Somewhere between reading Jared Diamond, joining a lab that studies the evolution of rice, and adding quinoa to my palate, I’ve come to have a very domestication-centric view of the world. Domestication refers to a process through which new populations, species, or subspecies of crops and animals arise from wild progenitors due to conscious or unconscious selection mediated by humans. Neolithic hunter-gatherers first started cultivating, and through selecting for desirable traits, domesticating crops such as wheat and barley more than ten thousand years ago. These innovations, which independently cropped up in a few sites across multiple continents, spread rapidly and led to a global transition from hunting and gathering to sedentary farming. Food surpluses, large populations, complex political economies, and major technological advances like writing directly followed.
Archaeobotanical examinations of crop remains support a slow process of initially unconscious selection of domestication traits after first bringing wild crops into cultivation, often taking place over thousands of years. In addition, domestication often proceeded via episodes of gene flow between multiple regional centers of cultivation. It should not be surprising, then, that it has been difficult for humans to replicate this complex and protracted process, and the ancient domesticates continue to feed the world.

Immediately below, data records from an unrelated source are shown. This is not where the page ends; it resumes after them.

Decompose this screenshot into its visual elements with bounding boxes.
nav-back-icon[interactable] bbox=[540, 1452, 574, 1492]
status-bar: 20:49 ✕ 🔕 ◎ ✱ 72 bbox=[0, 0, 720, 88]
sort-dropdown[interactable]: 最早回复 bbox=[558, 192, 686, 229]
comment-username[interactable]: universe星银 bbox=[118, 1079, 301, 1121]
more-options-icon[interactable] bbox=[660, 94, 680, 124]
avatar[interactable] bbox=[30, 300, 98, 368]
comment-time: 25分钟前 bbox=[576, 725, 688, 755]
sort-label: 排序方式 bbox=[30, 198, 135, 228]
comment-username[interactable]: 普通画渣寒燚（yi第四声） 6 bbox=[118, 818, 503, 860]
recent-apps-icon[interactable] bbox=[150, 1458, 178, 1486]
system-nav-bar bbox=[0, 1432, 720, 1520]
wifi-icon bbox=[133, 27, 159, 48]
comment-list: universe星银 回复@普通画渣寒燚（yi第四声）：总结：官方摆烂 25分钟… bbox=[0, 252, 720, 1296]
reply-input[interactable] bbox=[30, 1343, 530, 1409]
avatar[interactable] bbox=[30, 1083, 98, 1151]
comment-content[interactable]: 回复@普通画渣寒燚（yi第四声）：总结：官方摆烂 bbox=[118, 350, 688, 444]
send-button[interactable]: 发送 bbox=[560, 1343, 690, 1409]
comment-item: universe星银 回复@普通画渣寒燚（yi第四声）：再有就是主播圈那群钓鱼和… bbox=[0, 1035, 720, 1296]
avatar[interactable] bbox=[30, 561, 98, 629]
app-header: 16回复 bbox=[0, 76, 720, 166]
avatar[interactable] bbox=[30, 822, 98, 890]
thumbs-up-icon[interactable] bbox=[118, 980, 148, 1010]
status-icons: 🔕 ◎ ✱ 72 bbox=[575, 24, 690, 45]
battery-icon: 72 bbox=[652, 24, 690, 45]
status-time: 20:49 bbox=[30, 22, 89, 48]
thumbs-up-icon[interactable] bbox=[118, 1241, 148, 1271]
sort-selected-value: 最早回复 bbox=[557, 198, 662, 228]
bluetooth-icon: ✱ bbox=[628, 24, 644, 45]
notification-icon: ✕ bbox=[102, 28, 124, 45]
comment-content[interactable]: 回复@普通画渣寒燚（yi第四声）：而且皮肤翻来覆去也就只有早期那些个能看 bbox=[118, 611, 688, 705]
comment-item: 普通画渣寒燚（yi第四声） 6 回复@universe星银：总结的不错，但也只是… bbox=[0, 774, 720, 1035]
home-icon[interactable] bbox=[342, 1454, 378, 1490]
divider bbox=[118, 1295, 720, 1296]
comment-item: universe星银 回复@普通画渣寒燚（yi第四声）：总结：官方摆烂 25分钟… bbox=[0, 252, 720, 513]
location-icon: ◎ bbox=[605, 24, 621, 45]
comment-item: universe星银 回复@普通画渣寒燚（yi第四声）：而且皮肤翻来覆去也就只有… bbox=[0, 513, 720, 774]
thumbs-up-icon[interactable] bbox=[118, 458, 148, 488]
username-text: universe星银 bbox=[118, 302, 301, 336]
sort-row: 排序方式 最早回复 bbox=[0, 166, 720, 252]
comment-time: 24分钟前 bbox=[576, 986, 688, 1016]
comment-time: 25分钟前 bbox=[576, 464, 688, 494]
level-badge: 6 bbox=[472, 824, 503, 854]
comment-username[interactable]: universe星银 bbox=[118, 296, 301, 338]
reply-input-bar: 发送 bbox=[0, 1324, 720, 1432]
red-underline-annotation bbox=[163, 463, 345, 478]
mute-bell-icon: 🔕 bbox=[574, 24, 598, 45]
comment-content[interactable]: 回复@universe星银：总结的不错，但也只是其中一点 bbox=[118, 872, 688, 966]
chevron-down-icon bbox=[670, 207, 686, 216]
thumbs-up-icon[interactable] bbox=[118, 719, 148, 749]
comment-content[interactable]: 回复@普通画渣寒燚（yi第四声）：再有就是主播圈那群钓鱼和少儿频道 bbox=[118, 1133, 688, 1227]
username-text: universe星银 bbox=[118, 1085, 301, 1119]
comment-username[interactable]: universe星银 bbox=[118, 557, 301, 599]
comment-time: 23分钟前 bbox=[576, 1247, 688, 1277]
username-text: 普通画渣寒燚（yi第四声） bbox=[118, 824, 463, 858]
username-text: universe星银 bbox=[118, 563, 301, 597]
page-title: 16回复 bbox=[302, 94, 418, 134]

With urbanization and climate change promising to rapidly and significantly reduce the amount of land that can be used to cultivate our current set of crops, there is motivation now to try and diversify our crop repertoire. There is growing interest, for instance, in deploying locally significant but globally underutilized crops such as groundnut and finger millet. Another approach, espoused by the new study that motivated this post, could be to simply edit new domesticates into existence. Decades of molecular research have equipped us with an understanding of the genetic bases of domestication traits in many different crop species, opening up the possibility of genetically manipulating wild crops to introduce these traits. You may rightly be wondering if it wouldn’t be easier to edit existing domesticates to help them grow in different climates, but there’s more than one way to cook your rice.
The study lays out a step-by-step guide to domesticating novel species of wild rice, more specifically allopolyploid wild rice species. Allopolyploid species arise from hybridization between individuals from different species and retention of both sets of chromosomes in the genome of the offspring. While extremely uncommon in animals, allopolyploidy has been frequently observed in plants, with these plants harboring greater genetic diversity and adaptive potential in the face of environmental change. The steps to domestication would be to, 1) select an appropriate wild rice species to start with, 2) create resources such as a sequenced and annotated reference genome, 3) introduce domesticated-related genes using gene-editing tools, and 4) finally push for social acceptance and consumption. If successful, the new allopolyploid species could have advantages over current domesticated rice varieties, which are diploid (having one set or pair of chromosomes).
The authors take us part of the way through step 3 to illustrate the feasibility of their proposed approach. After selecting the species Oryza alta based on how amenable it is to genetic transformation or modification, and assembling a reference genome sequence, they identified genes and their functions based on similarities to known genes in domesticated Asian rice (Oryza sativa). They then employed CRISPR/cas9 gene-editing to edit two genes controlling canonical domestication-related traits: shattering for seed release, and awn length for seed dispersal.
Wild grasses, including Oryza alta, tend to produce seeds that shatter and fall to the nearby ground, and have longer awn lengths to aid in dispersal. Humans, when they harvested grains from grasses using sickles, disproportionately collected seeds that had not shattered and were still on the plant, and over time selected for non-shattering varieties with reduced awn lengths. The authors in this study demonstrated the direct introduction of mutations conferring non-shattering seeds and reduced awn length using gene-editing, showing that it should be possible to similarly incorporate other domestication-related traits and create new domesticated crops.